Монография посвящена актуальной научной проблеме — взаимоотношениям Советской России и великих держав Запада после Октября 1917 г., когда русский вопрос, неизменно приковывавший к себе пристальное внимание лидеров европейских стран, получил особую остроту. Поднятые автором проблемы геополитики начала XX в. не потеряли своей остроты и в наше время. В монографии прослеживается влияние внутриполитического развития Советской России на формирование внешней политики в начальный период ее существования. На основе широкой и разнообразной источниковой базы, включающей как впервые вводимые в научный оборот архивные, так и опубликованные документы, а также не потерявшие ценности мемуары, в книге раскрыты новые аспекты дипломатической предыстории интервенции стран Антанты, показано, что знали в мире о происходившем в ту эпоху в России и как реагировал на эти события.

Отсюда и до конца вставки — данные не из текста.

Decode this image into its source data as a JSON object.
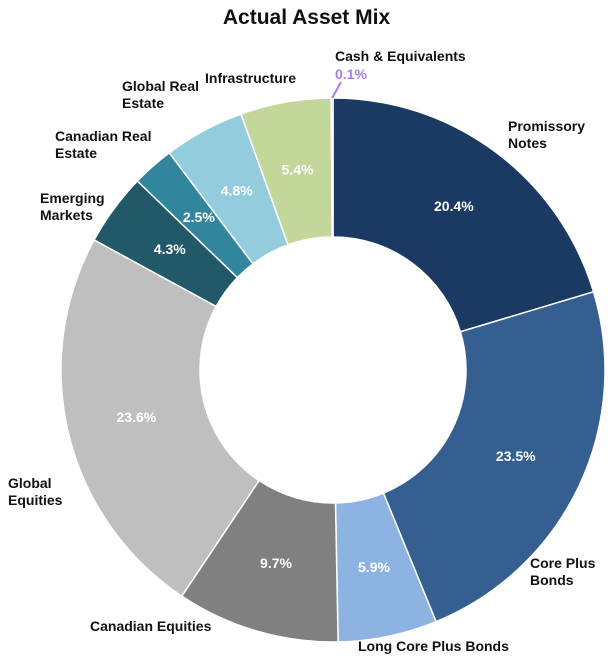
{
  "chart_data": {
    "type": "donut",
    "title": "Actual Asset Mix",
    "categories": [
      "Promissory Notes",
      "Core Plus Bonds",
      "Long Core Plus Bonds",
      "Canadian Equities",
      "Global Equities",
      "Emerging Markets",
      "Canadian Real Estate",
      "Global Real Estate",
      "Infrastructure",
      "Cash & Equivalents"
    ],
    "values": [
      20.4,
      23.5,
      5.9,
      9.7,
      23.6,
      4.3,
      2.5,
      4.8,
      5.4,
      0.1
    ],
    "value_labels": [
      "20.4%",
      "23.5%",
      "5.9%",
      "9.7%",
      "23.6%",
      "4.3%",
      "2.5%",
      "4.8%",
      "5.4%",
      "0.1%"
    ],
    "colors": [
      "#1b3a63",
      "#365f91",
      "#8db3e2",
      "#808080",
      "#bfbfbf",
      "#215968",
      "#31859c",
      "#93cddd",
      "#c4d79b",
      "#a77de8"
    ]
  }
}
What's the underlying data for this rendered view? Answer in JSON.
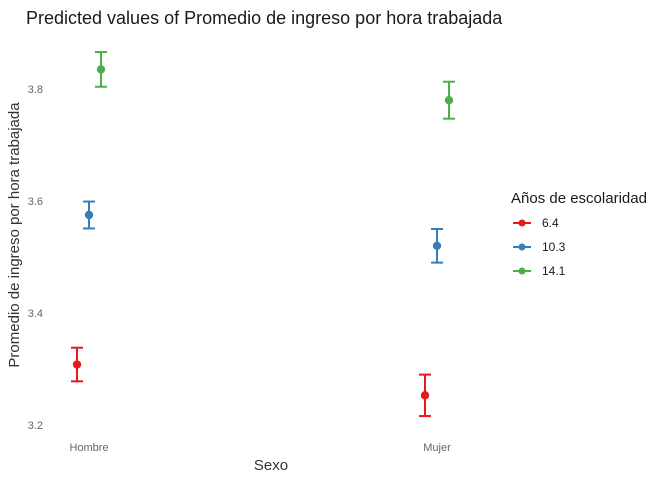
{
  "chart_data": {
    "type": "scatter",
    "title": "Predicted values of Promedio de ingreso por hora trabajada",
    "xlabel": "Sexo",
    "ylabel": "Promedio de ingreso por hora trabajada",
    "categories": [
      "Hombre",
      "Mujer"
    ],
    "ylim": [
      3.18,
      3.9
    ],
    "yticks": [
      3.2,
      3.4,
      3.6,
      3.8
    ],
    "grid": false,
    "legend": {
      "title": "Años de escolaridad",
      "position": "right"
    },
    "series": [
      {
        "name": "6.4",
        "color": "#E41A1C",
        "values": [
          3.308,
          3.253
        ],
        "lower": [
          3.278,
          3.216
        ],
        "upper": [
          3.338,
          3.29
        ]
      },
      {
        "name": "10.3",
        "color": "#377EB8",
        "values": [
          3.575,
          3.52
        ],
        "lower": [
          3.551,
          3.49
        ],
        "upper": [
          3.599,
          3.55
        ]
      },
      {
        "name": "14.1",
        "color": "#4DAF4A",
        "values": [
          3.835,
          3.78
        ],
        "lower": [
          3.804,
          3.747
        ],
        "upper": [
          3.866,
          3.813
        ]
      }
    ]
  }
}
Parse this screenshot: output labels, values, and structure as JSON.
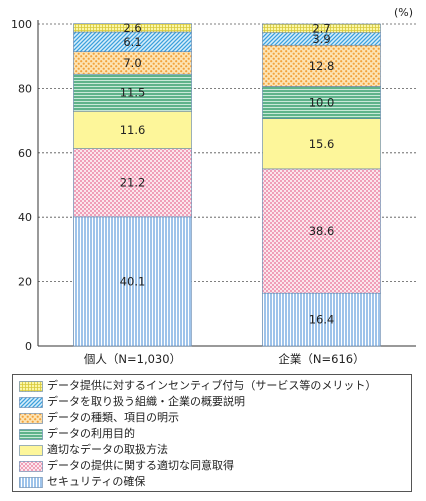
{
  "chart_data": {
    "type": "bar",
    "stacked": true,
    "orientation": "vertical",
    "unit_label": "(%)",
    "ylim": [
      0,
      100
    ],
    "yticks": [
      0,
      20,
      40,
      60,
      80,
      100
    ],
    "categories": [
      "個人（N=1,030）",
      "企業（N=616）"
    ],
    "series": [
      {
        "name": "セキュリティの確保",
        "values": [
          40.1,
          16.4
        ],
        "color": "#9ec3ea",
        "pattern": "vlines"
      },
      {
        "name": "データの提供に関する適切な同意取得",
        "values": [
          21.2,
          38.6
        ],
        "color": "#f7d6e0",
        "pattern": "dots-pink"
      },
      {
        "name": "適切なデータの取扱方法",
        "values": [
          11.6,
          15.6
        ],
        "color": "#fdf69a",
        "pattern": "solid"
      },
      {
        "name": "データの利用目的",
        "values": [
          11.5,
          10.0
        ],
        "color": "#7fc6a4",
        "pattern": "hlines"
      },
      {
        "name": "データの種類、項目の明示",
        "values": [
          7.0,
          12.8
        ],
        "color": "#fbd58a",
        "pattern": "dots-orange"
      },
      {
        "name": "データを取り扱う組織・企業の概要説明",
        "values": [
          6.1,
          3.9
        ],
        "color": "#8ecbef",
        "pattern": "diag"
      },
      {
        "name": "データ提供に対するインセンティブ付与（サービス等のメリット）",
        "values": [
          2.6,
          2.7
        ],
        "color": "#fbf7a8",
        "pattern": "grid"
      }
    ],
    "legend_order": [
      6,
      5,
      4,
      3,
      2,
      1,
      0
    ],
    "legend_position": "bottom"
  }
}
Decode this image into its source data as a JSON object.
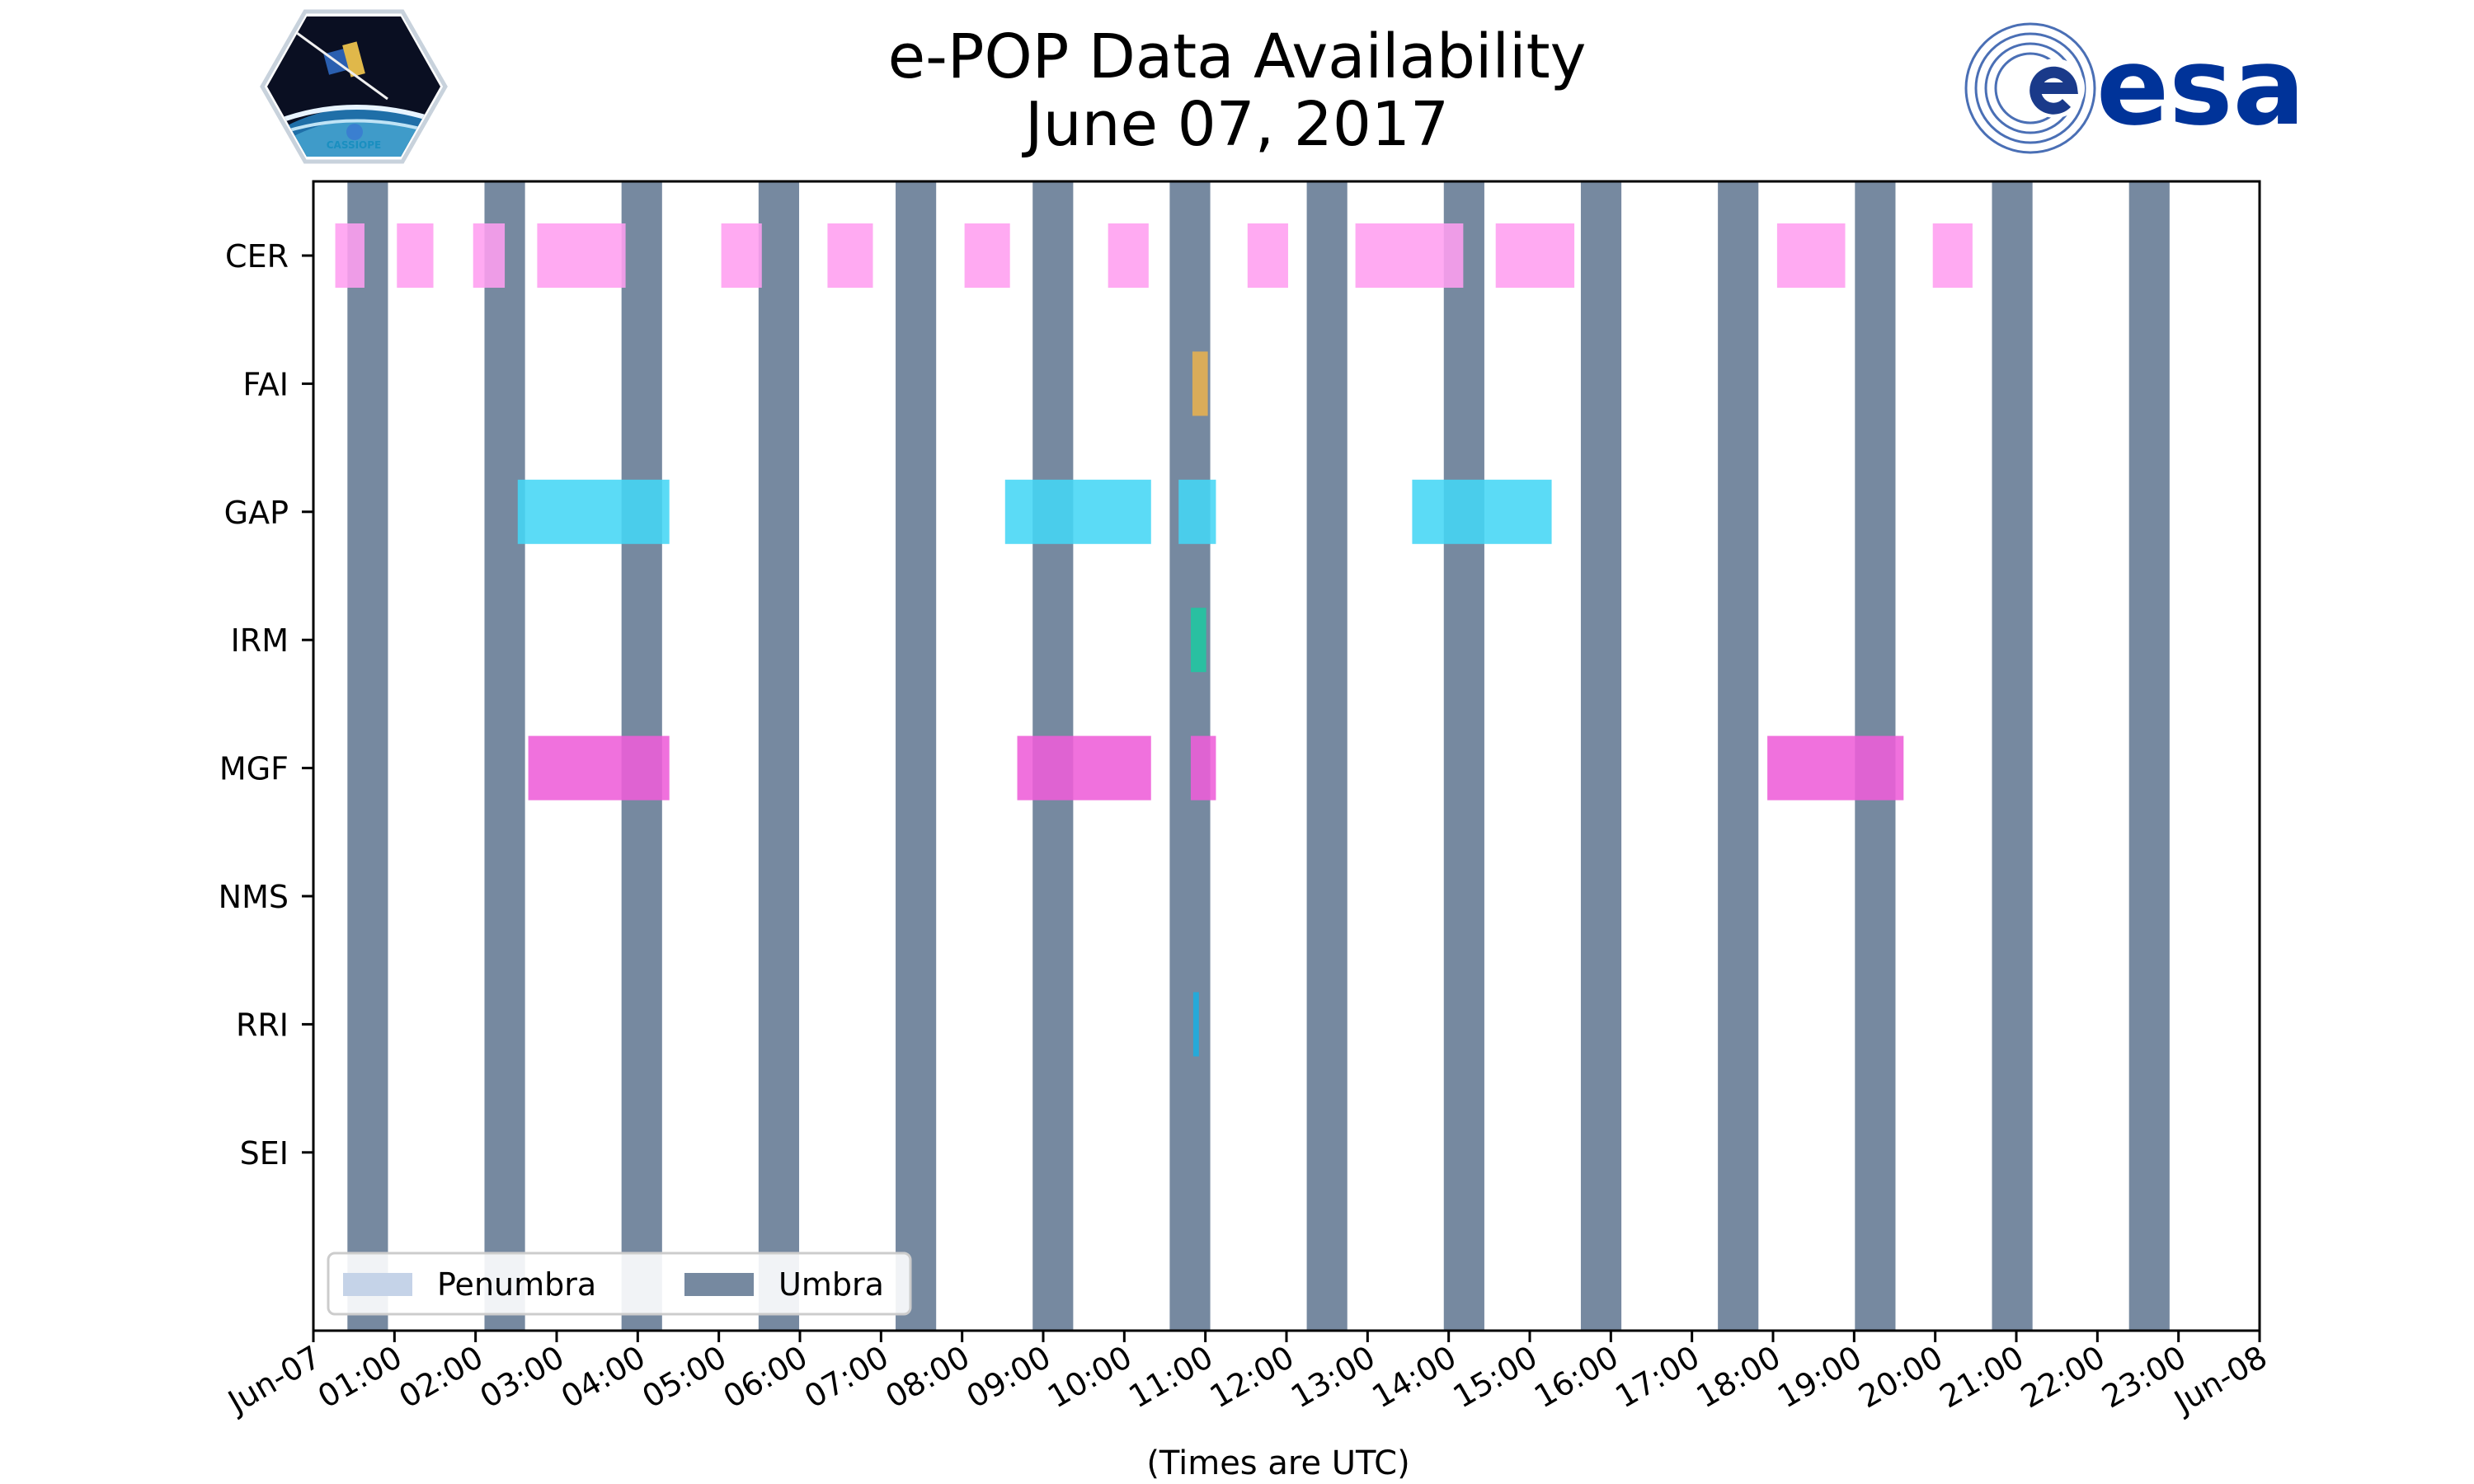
{
  "logos": {
    "left_caption": "CASSIOPE",
    "right_text": "esa"
  },
  "chart_data": {
    "type": "timeline",
    "title": "e-POP Data Availability",
    "subtitle": "June 07, 2017",
    "xlabel": "(Times are UTC)",
    "x_unit": "hours UTC",
    "xlim": [
      0,
      24
    ],
    "x_ticks": [
      0,
      1,
      2,
      3,
      4,
      5,
      6,
      7,
      8,
      9,
      10,
      11,
      12,
      13,
      14,
      15,
      16,
      17,
      18,
      19,
      20,
      21,
      22,
      23,
      24
    ],
    "x_tick_labels": [
      "Jun-07",
      "01:00",
      "02:00",
      "03:00",
      "04:00",
      "05:00",
      "06:00",
      "07:00",
      "08:00",
      "09:00",
      "10:00",
      "11:00",
      "12:00",
      "13:00",
      "14:00",
      "15:00",
      "16:00",
      "17:00",
      "18:00",
      "19:00",
      "20:00",
      "21:00",
      "22:00",
      "23:00",
      "Jun-08"
    ],
    "instruments": [
      "CER",
      "FAI",
      "GAP",
      "IRM",
      "MGF",
      "NMS",
      "RRI",
      "SEI"
    ],
    "umbra_intervals": [
      [
        0.42,
        0.92
      ],
      [
        2.11,
        2.61
      ],
      [
        3.8,
        4.3
      ],
      [
        5.49,
        5.99
      ],
      [
        7.18,
        7.68
      ],
      [
        8.87,
        9.37
      ],
      [
        10.56,
        11.06
      ],
      [
        12.25,
        12.75
      ],
      [
        13.94,
        14.44
      ],
      [
        15.63,
        16.13
      ],
      [
        17.32,
        17.82
      ],
      [
        19.01,
        19.51
      ],
      [
        20.7,
        21.2
      ],
      [
        22.39,
        22.89
      ]
    ],
    "penumbra_intervals": [],
    "legend": [
      {
        "label": "Penumbra",
        "color": "#c5d3e8"
      },
      {
        "label": "Umbra",
        "color": "#7689a0"
      }
    ],
    "legend_position": "lower-left",
    "series": [
      {
        "name": "CER",
        "color": "#ff9ef0",
        "intervals": [
          [
            0.27,
            0.63
          ],
          [
            1.03,
            1.48
          ],
          [
            1.97,
            2.36
          ],
          [
            2.76,
            3.85
          ],
          [
            5.03,
            5.53
          ],
          [
            6.34,
            6.9
          ],
          [
            8.03,
            8.59
          ],
          [
            9.8,
            10.3
          ],
          [
            11.52,
            12.02
          ],
          [
            12.85,
            14.18
          ],
          [
            14.58,
            15.55
          ],
          [
            18.05,
            18.89
          ],
          [
            19.97,
            20.46
          ]
        ]
      },
      {
        "name": "FAI",
        "color": "#e8b04e",
        "intervals": [
          [
            10.84,
            11.03
          ]
        ]
      },
      {
        "name": "GAP",
        "color": "#44d6f5",
        "intervals": [
          [
            2.52,
            4.39
          ],
          [
            8.53,
            10.33
          ],
          [
            10.67,
            11.13
          ],
          [
            13.55,
            15.27
          ]
        ]
      },
      {
        "name": "IRM",
        "color": "#1fc7a0",
        "intervals": [
          [
            10.82,
            11.01
          ]
        ]
      },
      {
        "name": "MGF",
        "color": "#ee5dd8",
        "intervals": [
          [
            2.65,
            4.39
          ],
          [
            8.68,
            10.33
          ],
          [
            10.82,
            11.13
          ],
          [
            17.93,
            19.61
          ]
        ]
      },
      {
        "name": "NMS",
        "color": "#888888",
        "intervals": []
      },
      {
        "name": "RRI",
        "color": "#1aaee0",
        "intervals": [
          [
            10.85,
            10.92
          ]
        ]
      },
      {
        "name": "SEI",
        "color": "#888888",
        "intervals": []
      }
    ]
  }
}
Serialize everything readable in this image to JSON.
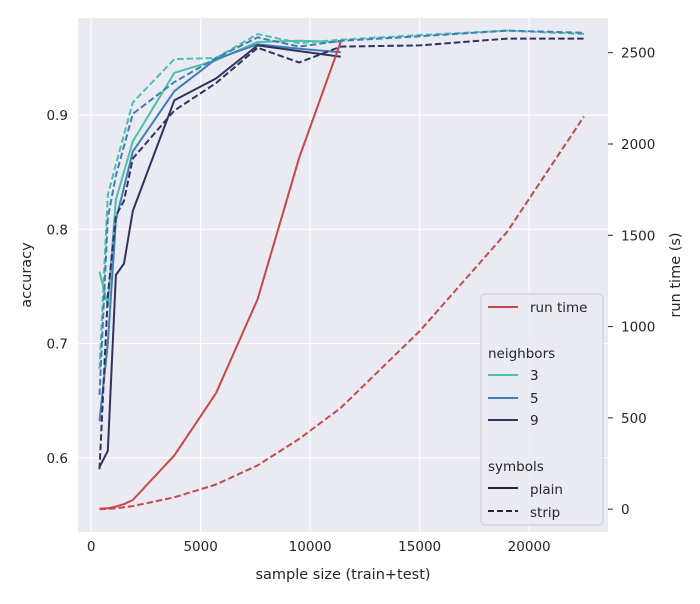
{
  "chart_data": {
    "type": "line",
    "xlabel": "sample size (train+test)",
    "ylabel_left": "accuracy",
    "ylabel_right": "run time (s)",
    "xlim": [
      -600,
      23600
    ],
    "ylim_left": [
      0.535,
      0.985
    ],
    "ylim_right": [
      -125,
      2690
    ],
    "xticks": [
      0,
      5000,
      10000,
      15000,
      20000
    ],
    "yticks_left": [
      0.6,
      0.7,
      0.8,
      0.9
    ],
    "yticks_right": [
      0,
      500,
      1000,
      1500,
      2000,
      2500
    ],
    "grid": true,
    "legend_position": "lower-right",
    "colors": {
      "3": "#4dbfaa",
      "5": "#3f7fb5",
      "9": "#35305e",
      "runtime": "#c84848",
      "legend_line": "#262626"
    },
    "accuracy_series": [
      {
        "neighbors": "3",
        "symbol": "plain",
        "x": [
          380,
          760,
          1130,
          1900,
          3800,
          5700,
          7600,
          9500,
          11400
        ],
        "y": [
          0.763,
          0.733,
          0.826,
          0.877,
          0.937,
          0.948,
          0.964,
          0.965,
          0.964
        ]
      },
      {
        "neighbors": "3",
        "symbol": "strip",
        "x": [
          380,
          760,
          1130,
          1900,
          3800,
          5700,
          7600,
          9500,
          11400,
          15000,
          19000,
          22500
        ],
        "y": [
          0.678,
          0.83,
          0.857,
          0.911,
          0.949,
          0.95,
          0.971,
          0.963,
          0.966,
          0.97,
          0.974,
          0.971
        ]
      },
      {
        "neighbors": "5",
        "symbol": "plain",
        "x": [
          380,
          760,
          1130,
          1900,
          3800,
          5700,
          7600,
          9500,
          11400
        ],
        "y": [
          0.632,
          0.7,
          0.808,
          0.868,
          0.921,
          0.949,
          0.962,
          0.958,
          0.955
        ]
      },
      {
        "neighbors": "5",
        "symbol": "strip",
        "x": [
          380,
          760,
          1130,
          1900,
          3800,
          5700,
          7600,
          9500,
          11400,
          15000,
          19000,
          22500
        ],
        "y": [
          0.655,
          0.81,
          0.847,
          0.901,
          0.929,
          0.95,
          0.968,
          0.96,
          0.965,
          0.969,
          0.974,
          0.972
        ]
      },
      {
        "neighbors": "9",
        "symbol": "plain",
        "x": [
          380,
          760,
          1130,
          1500,
          1900,
          3800,
          5700,
          7600,
          9500,
          11400
        ],
        "y": [
          0.592,
          0.606,
          0.76,
          0.77,
          0.816,
          0.913,
          0.932,
          0.961,
          0.956,
          0.951
        ]
      },
      {
        "neighbors": "9",
        "symbol": "strip",
        "x": [
          380,
          760,
          1130,
          1500,
          1900,
          3800,
          5700,
          7600,
          9500,
          11400,
          15000,
          19000,
          22500
        ],
        "y": [
          0.59,
          0.742,
          0.812,
          0.825,
          0.862,
          0.904,
          0.928,
          0.959,
          0.946,
          0.96,
          0.961,
          0.967,
          0.967
        ]
      }
    ],
    "runtime_series": [
      {
        "symbol": "plain",
        "x": [
          380,
          760,
          1130,
          1500,
          1900,
          3800,
          5700,
          7600,
          9500,
          11400
        ],
        "y": [
          3,
          5,
          14,
          28,
          50,
          295,
          635,
          1150,
          1925,
          2560
        ]
      },
      {
        "symbol": "strip",
        "x": [
          380,
          760,
          1130,
          1900,
          3800,
          5700,
          7600,
          9500,
          11400,
          15000,
          19000,
          22500
        ],
        "y": [
          0,
          2,
          5,
          17,
          65,
          135,
          240,
          385,
          555,
          975,
          1520,
          2150
        ]
      }
    ],
    "legend": {
      "runtime_label": "run time",
      "neighbors_title": "neighbors",
      "neighbors_labels": [
        "3",
        "5",
        "9"
      ],
      "symbols_title": "symbols",
      "symbols_labels": [
        "plain",
        "strip"
      ]
    }
  }
}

Среди великого множества книг о Христе эта занимает особое место. Монография целиком посвящена исследованию обстоятельств рождения и смерти Христа, вплетенных в историческую картину Иудеи на рубеже Новой эры. Сам по себе факт обобщения подобного материала заслуживает уважения, но ценность книги, конечно же, не только в этом. Даты и ссылки на источники — это лишь материал, который нуждается в проникновении творческого сознания автора. Весь поиск, все многогранное исследование читатель проводит вместе с ним и не перестает удивляться.